I will try to be as clearly as posible.

For $A, B \subseteq \mathbb{R}^+$, we will prove that $\sup(A)\cdot \sup(B) = \sup(AB)$. For this, we will prove that $\sup(A)\cdot \sup(B) \leqslant \sup(AB)$ and $\sup(AB) \leqslant \sup(A)\cdot \sup(B)$. Of course, $AB=\{xy:x\in A~\wedge~y\in B\}$.

Let, $$a=\sup(A), b=\sup(B), M=\sup(AB)$$

Proof ($\sup(A)\cdot \sup(B) \leqslant \sup(AB)$).

By definition, $\forall x\in A(x\leqslant a)$ and $\forall y\in B(y\leqslant b)$. Since $A, B \subseteq \mathbb{R}^+$, $x, y>0$ thus $0<x\leqslant a$ and $0<y\leqslant b$ where it follows that $xy\leqslant ab$, where $xy\in AB$. This means that $AB\leqslant ab$ which implies that $M\leqslant ab$.

Now, by definition, $\forall z\in AB (z\leqslant M)$. Since $z\in AB$, $z=xy$ where $x\in A$ and $y\in B$ thus $xy\leqslant M$. Since $x, y>0$, $xy>0$, this way we can define the quotient $x\leqslant \frac{M}{y}$ which means that $\frac{M}{y}$ is an upper bound for $A$ which implies that $a\leqslant \frac{M}{y}$. It follows that $ay\leqslant M$ thus $y\leqslant \frac{M}{a}$ which means that $\frac{M}{a}$ is an upper bound for $B$ which implies that $b\leqslant \frac{M}{a}$. Therefore, $ab\leqslant M$.
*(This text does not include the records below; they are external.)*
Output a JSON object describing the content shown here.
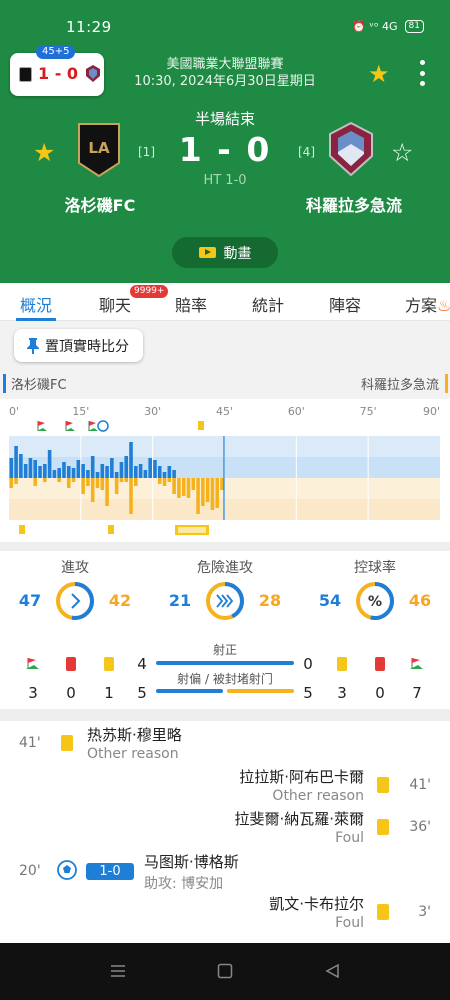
{
  "status_bar": {
    "time": "11:29",
    "icons": "⏰ ᵛᵒ 4G",
    "battery": "81"
  },
  "mini_card": {
    "badge": "45+5",
    "score": "1 - 0"
  },
  "match": {
    "competition": "美國職業大聯盟聯賽",
    "datetime": "10:30, 2024年6月30日星期日",
    "status": "半場結束",
    "score": "1 - 0",
    "halftime": "HT 1-0",
    "home": {
      "name": "洛杉磯FC",
      "rank": "[1]"
    },
    "away": {
      "name": "科羅拉多急流",
      "rank": "[4]"
    },
    "animation_label": "動畫"
  },
  "tabs": [
    "概況",
    "聊天",
    "賠率",
    "統計",
    "陣容",
    "方案"
  ],
  "chat_badge": "9999+",
  "pin_label": "置頂實時比分",
  "team_labels": {
    "home": "洛杉磯FC",
    "away": "科羅拉多急流"
  },
  "timeline_ticks": [
    "0'",
    "15'",
    "30'",
    "45'",
    "60'",
    "75'",
    "90'"
  ],
  "momentum": {
    "current_minute": 45,
    "home": [
      0.5,
      0.8,
      0.6,
      0.35,
      0.5,
      0.45,
      0.3,
      0.35,
      0.7,
      0.2,
      0.25,
      0.4,
      0.3,
      0.25,
      0.45,
      0.35,
      0.2,
      0.55,
      0.15,
      0.35,
      0.3,
      0.5,
      0.15,
      0.4,
      0.55,
      0.9,
      0.3,
      0.35,
      0.2,
      0.5,
      0.45,
      0.3,
      0.15,
      0.3,
      0.2,
      0,
      0,
      0,
      0,
      0,
      0,
      0,
      0,
      0,
      0
    ],
    "away": [
      0.25,
      0.15,
      0,
      0,
      0,
      0.2,
      0,
      0.1,
      0,
      0,
      0.1,
      0,
      0.25,
      0.1,
      0,
      0.4,
      0.2,
      0.6,
      0.25,
      0.3,
      0.7,
      0,
      0.4,
      0.1,
      0.1,
      0.9,
      0.2,
      0,
      0,
      0,
      0,
      0.15,
      0.2,
      0.1,
      0.4,
      0.5,
      0.45,
      0.5,
      0.3,
      0.9,
      0.7,
      0.6,
      0.8,
      0.75,
      0.3
    ]
  },
  "stats": {
    "attack": {
      "label": "進攻",
      "home": 47,
      "away": 42
    },
    "dangerous": {
      "label": "危險進攻",
      "home": 21,
      "away": 28
    },
    "possession": {
      "label": "控球率",
      "home": 54,
      "away": 46
    },
    "shots_on_target": {
      "label": "射正",
      "home": 4,
      "away": 0
    },
    "shots_off": {
      "label": "射偏 / 被封堵射门",
      "home": 5,
      "away": 5
    },
    "home_corners": 3,
    "home_red": 0,
    "home_yellow": 1,
    "away_yellow": 3,
    "away_red": 0,
    "away_corners": 7
  },
  "events": [
    {
      "minute": "41'",
      "name": "热苏斯·穆里略",
      "detail": "Other reason"
    },
    {
      "minute": "41'",
      "name": "拉拉斯·阿布巴卡爾",
      "detail": "Other reason"
    },
    {
      "minute": "36'",
      "name": "拉斐爾·納瓦羅·萊爾",
      "detail": "Foul"
    },
    {
      "minute": "20'",
      "name": "马图斯·博格斯",
      "detail": "助攻: 博安加",
      "score": "1-0"
    },
    {
      "minute": "3'",
      "name": "凱文·卡布拉尔",
      "detail": "Foul"
    }
  ],
  "colors": {
    "header": "#1f8a43",
    "home": "#1f7ed6",
    "away": "#f5b21c",
    "star": "#f5c518"
  }
}
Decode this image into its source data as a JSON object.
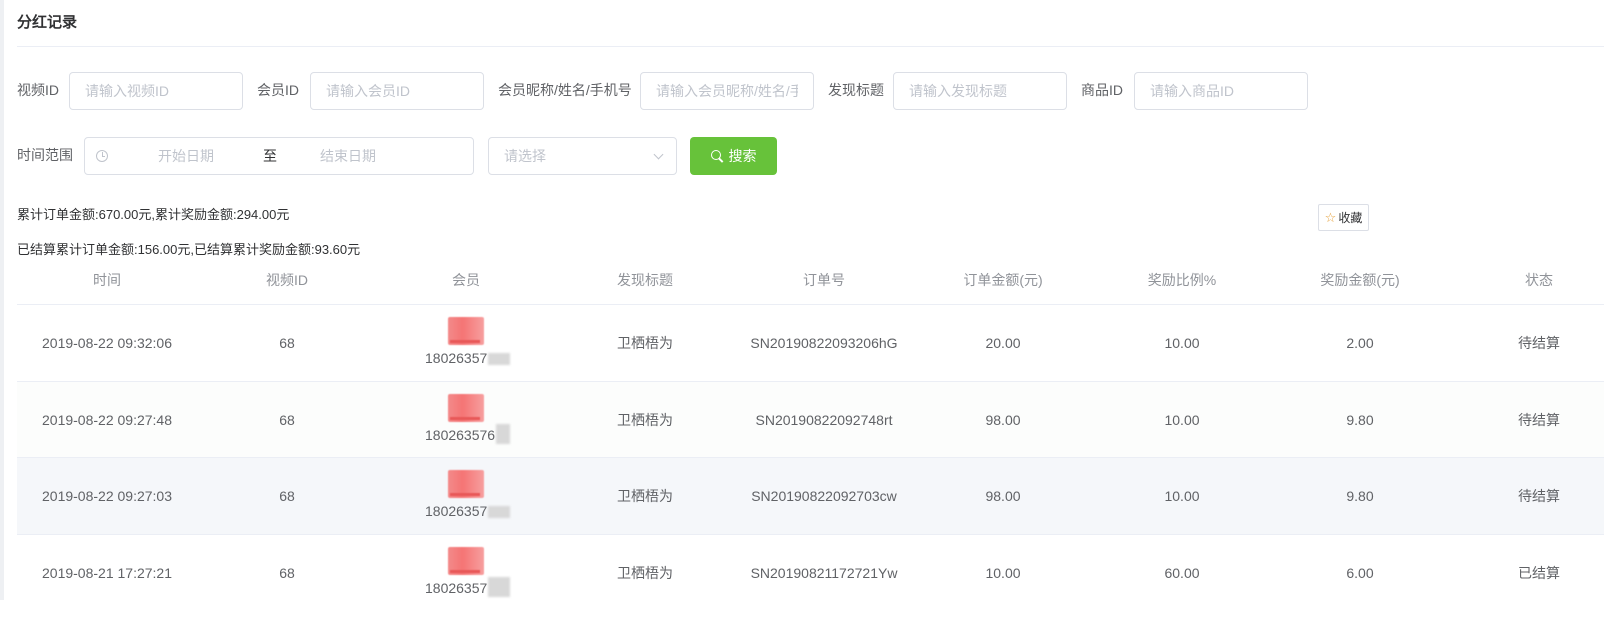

$$\therefore \sup(A)\cdot \sup(B) = \sup(AB)$$

Answer 2

You are almost there, from the first inequality of your last line $$\alpha\beta- \epsilon (\alpha + \beta - \epsilon) < ab \leq \sup AB$$ Observe that the right hand side $\sup AB$ is independent of $\epsilon$, send $\epsilon$ to zero. Then $$\alpha\beta \leq \sup AB.$$

Answer 3

Proceeding with your argument:

$$\alpha \beta -\varepsilon(\alpha+\beta -\varepsilon)<ab\le \alpha \beta$$

and this is true for every $\varepsilon>0$. Now let $\eta >0$ be arbitrary, and put $\varepsilon = \min \left \{\frac{2\eta}{\alpha+\beta} , \frac{\alpha+\beta}{2}\right \}$. It follows that:

$$\alpha+\beta-\varepsilon\ge\frac{\alpha+\beta}{2}\implies -\varepsilon(\alpha+\beta-\varepsilon)\ge-\varepsilon \left (\frac{\alpha+\beta}{2}\right )$$

Hence:

$$\alpha\beta -\varepsilon \left (\frac{\alpha+\beta}{2}\right )<ab$$

By our choice of $\varepsilon$:

$$\alpha\beta <\varepsilon \left (\frac{\alpha+\beta}{2}\right )+ab \le \eta +ab$$

Since $\eta >0$ is arbitrary, the conclusion follows.